Background: Malnutrition is one of the leading causes of morbidity and mortality in children aged five years and below. Risk factors for severe protein energy malnutrition (PEM) have been identified as ignorance, family size, mothers and fathers education, poverty, residence, chronic infections, and congenital defects or malformations. The role of such social factors as the caretaker, extended family, homestead surroundings, and family cohesiveness have not been studied in Kenya.

Objective: To determine the social and economic factors that predispose children to severe PEM as seen at the Moi Teaching and Referral Hospital (MTRH), Eldoret.

Design: Prospective and case control study.

Setting: The MTRH, Eldoret, Paediatric wards, outpatient and MCH clinics over a 12 month period (June 2001 to June 2002).

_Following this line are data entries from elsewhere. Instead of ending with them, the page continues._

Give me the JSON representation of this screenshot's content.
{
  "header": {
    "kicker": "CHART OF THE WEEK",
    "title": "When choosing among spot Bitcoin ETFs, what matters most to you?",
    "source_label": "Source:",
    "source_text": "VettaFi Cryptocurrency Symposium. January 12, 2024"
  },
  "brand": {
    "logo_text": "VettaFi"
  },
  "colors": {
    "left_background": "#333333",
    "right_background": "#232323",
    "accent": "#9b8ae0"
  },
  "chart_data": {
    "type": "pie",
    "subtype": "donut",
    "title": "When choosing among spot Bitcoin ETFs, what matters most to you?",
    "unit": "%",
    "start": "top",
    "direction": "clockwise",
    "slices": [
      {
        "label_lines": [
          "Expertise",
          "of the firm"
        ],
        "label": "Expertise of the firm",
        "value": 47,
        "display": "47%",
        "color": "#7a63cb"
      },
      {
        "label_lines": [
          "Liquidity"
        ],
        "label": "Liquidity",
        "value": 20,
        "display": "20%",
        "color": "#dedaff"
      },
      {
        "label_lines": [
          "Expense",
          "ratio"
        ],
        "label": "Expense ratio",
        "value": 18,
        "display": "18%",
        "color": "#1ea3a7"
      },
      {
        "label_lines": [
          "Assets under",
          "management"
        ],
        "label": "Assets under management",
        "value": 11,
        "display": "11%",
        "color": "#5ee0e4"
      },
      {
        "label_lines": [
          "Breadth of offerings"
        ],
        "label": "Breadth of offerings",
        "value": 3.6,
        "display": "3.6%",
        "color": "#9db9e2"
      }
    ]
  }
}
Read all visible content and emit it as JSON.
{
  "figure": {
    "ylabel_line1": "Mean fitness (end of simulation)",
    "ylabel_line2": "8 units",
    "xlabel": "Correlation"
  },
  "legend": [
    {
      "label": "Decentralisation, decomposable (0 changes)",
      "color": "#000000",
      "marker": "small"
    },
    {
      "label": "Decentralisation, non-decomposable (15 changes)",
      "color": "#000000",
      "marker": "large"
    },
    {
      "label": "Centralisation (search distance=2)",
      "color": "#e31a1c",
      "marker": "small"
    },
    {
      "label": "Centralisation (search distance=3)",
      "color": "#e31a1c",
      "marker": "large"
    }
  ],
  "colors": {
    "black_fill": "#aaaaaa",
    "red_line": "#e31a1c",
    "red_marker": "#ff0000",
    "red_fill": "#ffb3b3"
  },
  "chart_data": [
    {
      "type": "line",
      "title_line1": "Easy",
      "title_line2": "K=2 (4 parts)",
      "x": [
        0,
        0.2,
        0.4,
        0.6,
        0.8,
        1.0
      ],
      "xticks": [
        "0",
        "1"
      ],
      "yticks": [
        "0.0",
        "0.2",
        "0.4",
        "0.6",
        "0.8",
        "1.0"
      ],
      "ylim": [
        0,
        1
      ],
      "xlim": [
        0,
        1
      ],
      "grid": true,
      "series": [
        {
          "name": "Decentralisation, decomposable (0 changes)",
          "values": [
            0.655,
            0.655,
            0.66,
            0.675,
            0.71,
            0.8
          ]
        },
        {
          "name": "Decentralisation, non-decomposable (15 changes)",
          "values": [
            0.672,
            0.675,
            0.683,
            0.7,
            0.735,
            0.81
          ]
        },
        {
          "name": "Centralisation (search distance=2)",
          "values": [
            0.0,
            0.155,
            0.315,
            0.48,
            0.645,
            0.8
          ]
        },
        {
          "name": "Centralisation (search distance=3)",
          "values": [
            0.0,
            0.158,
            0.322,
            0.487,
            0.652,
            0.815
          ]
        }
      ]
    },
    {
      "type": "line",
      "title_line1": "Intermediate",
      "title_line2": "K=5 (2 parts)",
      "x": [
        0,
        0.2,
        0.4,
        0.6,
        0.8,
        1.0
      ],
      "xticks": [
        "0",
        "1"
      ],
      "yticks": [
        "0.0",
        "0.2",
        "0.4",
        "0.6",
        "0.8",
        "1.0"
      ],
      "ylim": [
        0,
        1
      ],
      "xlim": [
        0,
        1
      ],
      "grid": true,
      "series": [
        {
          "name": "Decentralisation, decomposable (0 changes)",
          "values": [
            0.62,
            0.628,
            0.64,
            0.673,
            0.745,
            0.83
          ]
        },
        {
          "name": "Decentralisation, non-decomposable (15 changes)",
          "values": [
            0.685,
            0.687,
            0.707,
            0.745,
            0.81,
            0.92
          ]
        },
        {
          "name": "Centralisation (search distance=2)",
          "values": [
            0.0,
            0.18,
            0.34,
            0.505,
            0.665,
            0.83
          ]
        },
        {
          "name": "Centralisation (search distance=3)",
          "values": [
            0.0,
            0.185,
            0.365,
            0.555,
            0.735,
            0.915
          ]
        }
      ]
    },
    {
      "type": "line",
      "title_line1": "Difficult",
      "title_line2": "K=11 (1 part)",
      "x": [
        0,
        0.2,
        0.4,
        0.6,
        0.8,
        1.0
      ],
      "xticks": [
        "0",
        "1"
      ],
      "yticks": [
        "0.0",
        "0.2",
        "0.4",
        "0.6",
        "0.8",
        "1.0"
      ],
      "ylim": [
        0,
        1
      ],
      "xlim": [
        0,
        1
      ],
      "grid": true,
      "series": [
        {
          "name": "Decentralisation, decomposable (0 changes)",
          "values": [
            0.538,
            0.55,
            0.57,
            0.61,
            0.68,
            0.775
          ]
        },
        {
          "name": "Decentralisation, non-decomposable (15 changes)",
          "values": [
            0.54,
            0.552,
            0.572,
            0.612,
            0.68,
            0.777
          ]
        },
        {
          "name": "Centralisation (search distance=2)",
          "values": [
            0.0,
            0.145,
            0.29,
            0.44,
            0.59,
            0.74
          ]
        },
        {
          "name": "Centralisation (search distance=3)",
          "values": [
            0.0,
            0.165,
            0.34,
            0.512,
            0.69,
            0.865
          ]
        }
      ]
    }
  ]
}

Subjects: Sixty six children aged 3 to 36 months with severe PEM attending the MTRH outpatient clinics and those admitted in the Paediatric wards were age-matched with 66 controls. Methods: A standard pretested questionnaire was used to interview caretakers with severely malnourished children and age-matched controls. The children were weighed after interviewing the caretakers. The data was entered on a computer and analysed using the statistical package for social sciences (SPSS) programme.

Results: The social risk factors for PEM were single mothers (Odds Ratio) OR 14.93, p= 0.00001), young mothers aged 15-25 years (OR 3.95, p= 0.00020), the child's living conditions such as Iiving in a temporary house (OR 3.627 p= 0.00257), caretaker who was not married to the child's parent (OR 0.10, p= 0.00005) and not staying with both parents in the past six months (OR 0.28606, p=0.00101). The economic risk factors were father's lack of ownership of land (OR 0.401, p= 0.01732), cattle (OR 0.24, p=0.00022), not growing maize (OR 0.15, p=0.00013), not growing beans (OR 0.36, p=0.00484) and ownership of small piece of land by grandfather (OR 6.00, p= 0.02274). Other risk factors were incomplete immunization (OR 3.87, p= 0.00151) and female sex (p=0.03721).

Conclusion: Poverty, social conditions under which the child was living, sex of the child and incomplete immunizations were risk factors for the severe protein energy malnutrition.